Spectres de l’autisme
Ils sont plus de 30 000 en Corée du Sud mais restent totalement invisibles. Les autistes sont des fantômes dans la société coréenne. Une série événement a récemment braqué les projecteurs sur eux.
Par Célio Fioretti (à Séoul)
La Corée du Sud est de plus en plus reconnue internationalement pour ses productions audiovisuelles. En 2022, la série la plus visionnée du catalogue Netflix mondial était sud-coréenne, Extraordinary Attorney Woo. La comédie judiciaire de 16 épisodes, qui suit les aventures d’une jeune avocate autiste, a donné un coup de projecteur sur ce trouble mental souvent oublié au pays du matin frais.
La série Extraordinary Attorney Woo raconte les aventures d’une jeune avocate autiste, Woo Yong-woo, interprétée par Park Eun-bin.
La représentation de l’autisme est rare dans les grandes productions sud-coréennes, le seul autre exemple en date est la série Good Doctor en 2013 (dont la version américaine est diffusée en France). Le personnage principal est lui aussi autiste. Ce n’est pas le seul point commun des deux séries. Elles font également une représentation similaire d’un trouble pourtant très variable. Dans les deux productions, la personne autiste est représentée comme un génie. « Ce n’est évidemment pas le cas le plus courant », rectifie Son Daeun, directrice du centre Autism Partnership à Séoul. Celui-ci accompagne des enfants atteint de ce trouble. Cette représentation biaisée de l’autisme est révélatrice d’un mal-être vis-à-vis des troubles mentaux en Corée du Sud. On ne les accepte que s’ils sont un atout.

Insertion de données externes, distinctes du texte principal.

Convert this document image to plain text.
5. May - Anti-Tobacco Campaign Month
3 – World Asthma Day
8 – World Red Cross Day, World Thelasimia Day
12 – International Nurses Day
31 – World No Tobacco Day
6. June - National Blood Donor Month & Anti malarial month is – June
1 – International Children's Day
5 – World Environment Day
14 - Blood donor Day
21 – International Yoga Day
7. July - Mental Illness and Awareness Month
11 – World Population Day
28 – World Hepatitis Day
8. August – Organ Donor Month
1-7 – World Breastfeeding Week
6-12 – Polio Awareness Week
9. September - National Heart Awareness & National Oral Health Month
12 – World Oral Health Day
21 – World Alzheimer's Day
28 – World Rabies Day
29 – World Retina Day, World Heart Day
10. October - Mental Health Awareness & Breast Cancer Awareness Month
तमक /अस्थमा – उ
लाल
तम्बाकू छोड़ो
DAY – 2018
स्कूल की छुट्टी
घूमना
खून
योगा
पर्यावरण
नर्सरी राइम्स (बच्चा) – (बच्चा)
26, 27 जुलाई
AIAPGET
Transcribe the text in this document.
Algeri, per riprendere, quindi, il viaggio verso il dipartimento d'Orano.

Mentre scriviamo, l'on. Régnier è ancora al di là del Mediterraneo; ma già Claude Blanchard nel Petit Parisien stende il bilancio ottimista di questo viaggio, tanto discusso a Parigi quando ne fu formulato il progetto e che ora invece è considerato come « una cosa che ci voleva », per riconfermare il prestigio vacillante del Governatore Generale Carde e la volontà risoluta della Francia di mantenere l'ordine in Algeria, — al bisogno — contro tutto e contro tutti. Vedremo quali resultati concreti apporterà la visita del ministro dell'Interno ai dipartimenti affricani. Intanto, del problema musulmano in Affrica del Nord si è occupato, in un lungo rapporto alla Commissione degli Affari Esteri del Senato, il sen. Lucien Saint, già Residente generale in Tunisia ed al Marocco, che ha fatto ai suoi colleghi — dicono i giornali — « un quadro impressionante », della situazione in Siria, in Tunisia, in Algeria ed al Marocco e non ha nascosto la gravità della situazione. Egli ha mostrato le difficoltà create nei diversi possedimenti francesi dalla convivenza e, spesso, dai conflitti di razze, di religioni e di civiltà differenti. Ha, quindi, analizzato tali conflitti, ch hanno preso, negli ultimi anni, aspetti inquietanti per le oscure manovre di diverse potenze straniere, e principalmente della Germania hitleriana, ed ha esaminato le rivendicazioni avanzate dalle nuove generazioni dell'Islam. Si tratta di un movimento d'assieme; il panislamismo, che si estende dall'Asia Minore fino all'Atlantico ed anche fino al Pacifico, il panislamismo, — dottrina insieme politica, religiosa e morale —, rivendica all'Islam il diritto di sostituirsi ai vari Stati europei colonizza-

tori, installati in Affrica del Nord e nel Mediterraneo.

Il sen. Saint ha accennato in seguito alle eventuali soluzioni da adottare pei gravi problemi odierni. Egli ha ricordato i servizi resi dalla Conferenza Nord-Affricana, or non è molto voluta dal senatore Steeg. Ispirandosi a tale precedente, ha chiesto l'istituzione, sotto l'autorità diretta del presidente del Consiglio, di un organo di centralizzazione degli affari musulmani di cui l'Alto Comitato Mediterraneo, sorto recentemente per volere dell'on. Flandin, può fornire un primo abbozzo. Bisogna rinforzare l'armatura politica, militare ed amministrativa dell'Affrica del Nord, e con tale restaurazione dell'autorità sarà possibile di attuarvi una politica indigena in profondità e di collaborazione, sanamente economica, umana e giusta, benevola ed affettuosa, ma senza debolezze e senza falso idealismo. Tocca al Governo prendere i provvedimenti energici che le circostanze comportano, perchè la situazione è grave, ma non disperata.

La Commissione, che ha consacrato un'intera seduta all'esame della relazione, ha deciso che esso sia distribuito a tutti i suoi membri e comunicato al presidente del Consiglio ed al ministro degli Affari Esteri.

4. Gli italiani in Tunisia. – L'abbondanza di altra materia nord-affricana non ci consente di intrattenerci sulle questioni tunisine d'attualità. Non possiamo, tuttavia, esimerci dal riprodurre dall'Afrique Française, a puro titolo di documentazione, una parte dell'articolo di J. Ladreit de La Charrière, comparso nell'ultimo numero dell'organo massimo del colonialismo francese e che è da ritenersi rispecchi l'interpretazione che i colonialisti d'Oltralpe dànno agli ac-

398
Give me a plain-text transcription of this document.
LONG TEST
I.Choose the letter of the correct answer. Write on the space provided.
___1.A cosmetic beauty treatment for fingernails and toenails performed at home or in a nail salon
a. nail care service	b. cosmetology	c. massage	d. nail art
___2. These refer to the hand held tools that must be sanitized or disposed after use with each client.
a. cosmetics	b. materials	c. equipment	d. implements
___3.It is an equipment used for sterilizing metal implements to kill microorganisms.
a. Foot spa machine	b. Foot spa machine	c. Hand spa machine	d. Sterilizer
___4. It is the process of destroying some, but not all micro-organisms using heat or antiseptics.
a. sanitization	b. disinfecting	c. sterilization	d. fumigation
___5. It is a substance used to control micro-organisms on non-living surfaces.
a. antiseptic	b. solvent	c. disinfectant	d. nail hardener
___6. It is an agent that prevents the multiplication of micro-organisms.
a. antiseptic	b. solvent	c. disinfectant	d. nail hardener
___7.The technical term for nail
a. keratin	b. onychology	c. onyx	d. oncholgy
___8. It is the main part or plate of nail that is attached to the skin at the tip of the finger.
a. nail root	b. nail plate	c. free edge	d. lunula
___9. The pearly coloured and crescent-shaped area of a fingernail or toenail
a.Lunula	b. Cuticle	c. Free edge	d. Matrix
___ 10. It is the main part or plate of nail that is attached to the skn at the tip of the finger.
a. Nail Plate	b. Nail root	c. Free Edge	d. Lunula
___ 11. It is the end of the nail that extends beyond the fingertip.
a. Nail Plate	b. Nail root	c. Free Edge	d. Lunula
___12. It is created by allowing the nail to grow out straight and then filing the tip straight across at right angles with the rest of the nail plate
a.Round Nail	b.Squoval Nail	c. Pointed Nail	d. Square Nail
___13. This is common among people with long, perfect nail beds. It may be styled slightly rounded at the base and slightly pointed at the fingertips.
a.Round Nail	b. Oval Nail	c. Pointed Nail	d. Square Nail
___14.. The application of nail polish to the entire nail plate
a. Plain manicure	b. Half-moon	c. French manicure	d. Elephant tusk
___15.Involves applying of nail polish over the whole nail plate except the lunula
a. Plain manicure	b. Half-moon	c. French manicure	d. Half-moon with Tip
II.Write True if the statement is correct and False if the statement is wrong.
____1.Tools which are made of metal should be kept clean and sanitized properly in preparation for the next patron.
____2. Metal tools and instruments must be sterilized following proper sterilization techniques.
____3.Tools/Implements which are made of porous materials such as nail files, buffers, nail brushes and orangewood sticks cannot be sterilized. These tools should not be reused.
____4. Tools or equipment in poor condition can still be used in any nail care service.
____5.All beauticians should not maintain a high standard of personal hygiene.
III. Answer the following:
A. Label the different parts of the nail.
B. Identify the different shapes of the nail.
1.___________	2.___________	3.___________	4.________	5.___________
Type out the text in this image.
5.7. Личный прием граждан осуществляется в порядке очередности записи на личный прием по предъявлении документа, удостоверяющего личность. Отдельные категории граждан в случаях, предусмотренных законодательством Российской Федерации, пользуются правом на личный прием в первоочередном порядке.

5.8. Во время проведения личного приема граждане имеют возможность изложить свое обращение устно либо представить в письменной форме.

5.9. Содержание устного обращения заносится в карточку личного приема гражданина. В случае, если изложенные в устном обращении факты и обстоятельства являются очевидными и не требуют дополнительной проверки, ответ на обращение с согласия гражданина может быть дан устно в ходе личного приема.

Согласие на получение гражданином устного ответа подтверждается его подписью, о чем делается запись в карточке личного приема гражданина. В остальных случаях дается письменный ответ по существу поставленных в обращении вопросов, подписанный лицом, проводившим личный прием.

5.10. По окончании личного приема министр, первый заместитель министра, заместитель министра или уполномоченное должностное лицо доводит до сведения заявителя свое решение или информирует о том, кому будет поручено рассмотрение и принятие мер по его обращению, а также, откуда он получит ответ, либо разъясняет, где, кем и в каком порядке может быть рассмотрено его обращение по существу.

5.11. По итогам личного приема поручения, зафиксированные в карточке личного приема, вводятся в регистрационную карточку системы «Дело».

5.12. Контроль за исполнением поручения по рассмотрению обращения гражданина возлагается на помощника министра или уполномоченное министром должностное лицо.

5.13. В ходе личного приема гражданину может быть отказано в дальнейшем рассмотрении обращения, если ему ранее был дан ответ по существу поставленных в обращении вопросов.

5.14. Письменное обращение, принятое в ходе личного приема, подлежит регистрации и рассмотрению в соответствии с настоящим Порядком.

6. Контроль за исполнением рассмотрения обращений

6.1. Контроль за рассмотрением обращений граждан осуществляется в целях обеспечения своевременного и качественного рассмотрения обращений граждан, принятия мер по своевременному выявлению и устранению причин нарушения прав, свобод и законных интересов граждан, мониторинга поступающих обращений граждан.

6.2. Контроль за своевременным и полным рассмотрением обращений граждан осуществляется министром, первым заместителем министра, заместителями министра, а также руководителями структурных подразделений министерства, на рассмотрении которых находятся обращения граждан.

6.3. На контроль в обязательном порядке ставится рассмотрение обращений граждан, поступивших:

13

D’après les statistiques du ministère de la Santé, en 2021, 33 000 sud-coréens seraient atteints d’un trouble autistique. Un chiffre qui semble assez faible sur une population de près de 50 millions d’habitants. « C’est très grandement sous-estimé, explique Son Daeun. L’autisme, comme les maladies mentales, est un tabou, une honte, encore plus qu’un handicap physique. »
Les établissements scolaires pouvant accueillir des enfants atteints de troubles mentaux sont encore rares en Corée du Sud. Un vrai casse-tête pour les parents. Photo : Pexels
Beaucoup de personnes concernées ne font pas de diagnostics et se contentent de vivre avec une particularité dont ils ne connaissent souvent même pas le nom, explique la directrice du centre. « Avec le travail de pédagogie et de médiatisation, de plus en plus de personnes se font diagnostiquer. Mais ils le gardent pour eux, ils n’en parlent pas à leur famille ou à leurs proches et passent sous les radars des statistiques », commente Son Daeun.
Ouvrir la discussion
Si la série Extraodinary Attorney Woo n’est pas représentative du spectre de l’autisme, elle a néanmoins permis d’ouvrir la discussion à ce sujet. « Cela reste une série de divertissement et je l’ai plutôt appréciée, nuance la directrice. Grâce à cette série, on a pu parler de l’autisme, apprendre et faire découvrir ce trouble à plus de monde. »
Il reste encore beaucoup de travail pour que l’autisme ne soit plus invisible dans la société sud-coréenne. Mais grâce aux séries et au travail de pédagogie des centres, le pays commence à lever le voile sur le trouble mental.